Filter by column value:
SELECT * FROM ossexample WHERE volume = 5;Aggregate with GROUP BY:
SELECT low, sum(volume)
FROM ossexample
GROUP BY low
ORDER BY low
LIMIT 5;Count matching rows:
SELECT count(*) FROM ossexample WHERE volume = 5;Join OSS foreign tables with AnalyticDB for PostgreSQL tables
Create a native AnalyticDB for PostgreSQL table and insert data:
CREATE TABLE example (id int, volume int); INSERT INTO example VALUES(1,1), (2,3), (4,5);Join the OSS foreign table with the native table:
SELECT example.volume, min(high), max(low) FROM ossexample, example WHERE ossexample.volume = example.volume GROUP BY example.volume ORDER BY example.volume;
Fault tolerance
OSS FDW supports fault-tolerant scanning through the log_errors and segment_reject_limit parameters. When enabled, rows with parsing errors are logged instead of causing the entire scan to fail.
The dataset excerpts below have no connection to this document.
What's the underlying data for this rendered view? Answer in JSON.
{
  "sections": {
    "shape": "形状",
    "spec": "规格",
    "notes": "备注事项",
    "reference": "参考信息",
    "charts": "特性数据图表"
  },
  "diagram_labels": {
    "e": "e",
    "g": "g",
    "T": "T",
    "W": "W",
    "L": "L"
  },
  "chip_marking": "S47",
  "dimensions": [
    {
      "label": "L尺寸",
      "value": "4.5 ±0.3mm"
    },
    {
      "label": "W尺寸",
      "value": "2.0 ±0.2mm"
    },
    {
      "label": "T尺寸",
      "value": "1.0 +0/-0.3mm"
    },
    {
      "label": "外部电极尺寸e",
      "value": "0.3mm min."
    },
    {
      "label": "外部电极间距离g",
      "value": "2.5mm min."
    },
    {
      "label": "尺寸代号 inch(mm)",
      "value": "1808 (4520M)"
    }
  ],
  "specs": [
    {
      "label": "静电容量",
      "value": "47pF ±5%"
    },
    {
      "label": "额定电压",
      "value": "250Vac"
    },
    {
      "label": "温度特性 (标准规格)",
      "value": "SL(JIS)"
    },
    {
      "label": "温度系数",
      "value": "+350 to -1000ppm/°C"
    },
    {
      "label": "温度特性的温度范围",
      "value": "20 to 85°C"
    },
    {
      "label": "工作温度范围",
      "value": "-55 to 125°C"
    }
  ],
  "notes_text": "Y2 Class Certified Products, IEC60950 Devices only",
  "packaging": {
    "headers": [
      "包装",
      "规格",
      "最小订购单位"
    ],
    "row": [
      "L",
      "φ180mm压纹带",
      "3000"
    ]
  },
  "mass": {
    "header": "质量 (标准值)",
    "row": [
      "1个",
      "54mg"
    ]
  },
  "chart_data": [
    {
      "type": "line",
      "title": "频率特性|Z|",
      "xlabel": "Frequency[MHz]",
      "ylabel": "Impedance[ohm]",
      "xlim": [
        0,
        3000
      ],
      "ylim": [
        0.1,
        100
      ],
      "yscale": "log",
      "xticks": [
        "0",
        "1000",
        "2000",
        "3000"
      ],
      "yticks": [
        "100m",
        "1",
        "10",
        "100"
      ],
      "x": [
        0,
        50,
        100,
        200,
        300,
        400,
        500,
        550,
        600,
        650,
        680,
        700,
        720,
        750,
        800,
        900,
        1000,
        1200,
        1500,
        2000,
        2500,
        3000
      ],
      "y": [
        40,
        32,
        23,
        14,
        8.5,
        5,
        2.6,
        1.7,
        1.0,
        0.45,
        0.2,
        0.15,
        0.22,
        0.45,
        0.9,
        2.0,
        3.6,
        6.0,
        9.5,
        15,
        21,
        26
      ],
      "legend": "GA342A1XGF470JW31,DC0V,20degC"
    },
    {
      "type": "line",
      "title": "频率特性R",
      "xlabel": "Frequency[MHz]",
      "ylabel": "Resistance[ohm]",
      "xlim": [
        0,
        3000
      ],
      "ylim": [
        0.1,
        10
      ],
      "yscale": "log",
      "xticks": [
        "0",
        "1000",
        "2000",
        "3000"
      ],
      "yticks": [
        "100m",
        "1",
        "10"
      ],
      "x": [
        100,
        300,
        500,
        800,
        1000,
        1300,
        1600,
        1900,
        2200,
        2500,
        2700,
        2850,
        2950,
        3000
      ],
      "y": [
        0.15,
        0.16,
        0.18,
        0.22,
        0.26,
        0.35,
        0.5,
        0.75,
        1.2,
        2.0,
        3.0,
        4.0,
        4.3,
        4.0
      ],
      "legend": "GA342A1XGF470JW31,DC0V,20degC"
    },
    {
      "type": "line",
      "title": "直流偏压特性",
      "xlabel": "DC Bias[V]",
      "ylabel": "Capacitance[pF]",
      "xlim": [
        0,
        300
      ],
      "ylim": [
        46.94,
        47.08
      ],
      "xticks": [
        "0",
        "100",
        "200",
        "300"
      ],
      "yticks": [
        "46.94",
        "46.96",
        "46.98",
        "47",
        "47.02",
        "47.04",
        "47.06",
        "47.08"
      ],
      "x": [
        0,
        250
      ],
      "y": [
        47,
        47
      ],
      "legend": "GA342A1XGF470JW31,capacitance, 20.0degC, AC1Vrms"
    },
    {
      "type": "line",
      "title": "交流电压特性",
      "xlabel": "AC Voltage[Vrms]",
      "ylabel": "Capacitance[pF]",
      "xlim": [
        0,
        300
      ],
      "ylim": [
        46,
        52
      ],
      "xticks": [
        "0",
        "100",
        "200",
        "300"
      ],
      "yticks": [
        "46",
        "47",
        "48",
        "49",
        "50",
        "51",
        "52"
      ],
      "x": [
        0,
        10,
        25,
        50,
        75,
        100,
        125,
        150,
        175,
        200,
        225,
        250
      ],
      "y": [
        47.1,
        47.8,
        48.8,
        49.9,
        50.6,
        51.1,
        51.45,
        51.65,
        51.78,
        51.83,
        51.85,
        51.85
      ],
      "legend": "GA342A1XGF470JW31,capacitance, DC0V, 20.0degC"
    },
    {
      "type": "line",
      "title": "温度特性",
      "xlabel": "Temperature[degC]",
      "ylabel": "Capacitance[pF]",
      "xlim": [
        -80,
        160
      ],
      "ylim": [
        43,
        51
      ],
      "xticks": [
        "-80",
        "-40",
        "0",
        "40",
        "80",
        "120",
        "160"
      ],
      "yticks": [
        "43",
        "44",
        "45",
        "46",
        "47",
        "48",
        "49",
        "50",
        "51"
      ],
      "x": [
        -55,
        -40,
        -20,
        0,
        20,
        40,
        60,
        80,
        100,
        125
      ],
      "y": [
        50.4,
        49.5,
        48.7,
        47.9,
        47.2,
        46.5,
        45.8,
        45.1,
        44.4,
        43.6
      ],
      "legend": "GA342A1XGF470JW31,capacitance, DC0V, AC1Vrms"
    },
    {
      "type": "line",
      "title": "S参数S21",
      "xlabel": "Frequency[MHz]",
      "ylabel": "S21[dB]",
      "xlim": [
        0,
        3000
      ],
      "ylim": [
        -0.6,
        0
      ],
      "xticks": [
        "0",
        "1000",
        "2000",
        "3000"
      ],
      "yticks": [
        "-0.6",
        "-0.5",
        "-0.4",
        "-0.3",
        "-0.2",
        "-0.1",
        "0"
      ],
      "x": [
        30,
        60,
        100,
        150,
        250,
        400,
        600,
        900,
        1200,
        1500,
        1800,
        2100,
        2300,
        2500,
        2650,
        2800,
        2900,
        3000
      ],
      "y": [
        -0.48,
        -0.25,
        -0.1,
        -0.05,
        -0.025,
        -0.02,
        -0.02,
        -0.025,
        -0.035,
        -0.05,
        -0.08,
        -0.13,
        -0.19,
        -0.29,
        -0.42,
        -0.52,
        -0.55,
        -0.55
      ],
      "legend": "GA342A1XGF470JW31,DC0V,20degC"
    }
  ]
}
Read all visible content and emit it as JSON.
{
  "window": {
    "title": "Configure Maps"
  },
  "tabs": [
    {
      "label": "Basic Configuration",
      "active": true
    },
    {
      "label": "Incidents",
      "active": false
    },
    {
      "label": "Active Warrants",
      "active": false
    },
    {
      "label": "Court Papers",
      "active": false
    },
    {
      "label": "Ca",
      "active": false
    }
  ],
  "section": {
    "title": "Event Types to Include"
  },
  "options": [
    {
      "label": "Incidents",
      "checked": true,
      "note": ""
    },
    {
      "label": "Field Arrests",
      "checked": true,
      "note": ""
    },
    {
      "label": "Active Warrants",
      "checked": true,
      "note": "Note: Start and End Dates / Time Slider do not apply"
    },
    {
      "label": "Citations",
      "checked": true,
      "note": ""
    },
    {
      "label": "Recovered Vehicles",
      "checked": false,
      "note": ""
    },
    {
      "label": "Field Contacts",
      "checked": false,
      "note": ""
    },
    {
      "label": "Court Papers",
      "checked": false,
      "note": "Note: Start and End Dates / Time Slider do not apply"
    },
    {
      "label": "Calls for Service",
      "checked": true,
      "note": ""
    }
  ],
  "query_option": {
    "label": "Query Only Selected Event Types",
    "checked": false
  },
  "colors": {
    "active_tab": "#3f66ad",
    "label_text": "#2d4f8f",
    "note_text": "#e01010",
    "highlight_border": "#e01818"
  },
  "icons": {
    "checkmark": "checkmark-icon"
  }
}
Create a fault-tolerant foreign table:
CREATE FOREIGN TABLE oss_error_sales (id int, value float8, x text)
SERVER oss_serv
OPTIONS (
log_errors 'true', -- Log error rows instead of failing
segment_reject_limit '10', -- Stop scanning if more than 10 rows have errors
dir 'error_sales/',
format 'csv',
encoding 'utf8'
);Query error logs:
SELECT * FROM gp_read_error_log('oss_error_sales');Clear error logs:
SELECT gp_truncate_error_log('oss_error_sales');FAQ
Does deleting data from an OSS foreign table delete the data in OSS?
No. Data stored in OSS cannot be deleted by deleting data from an OSS foreign table.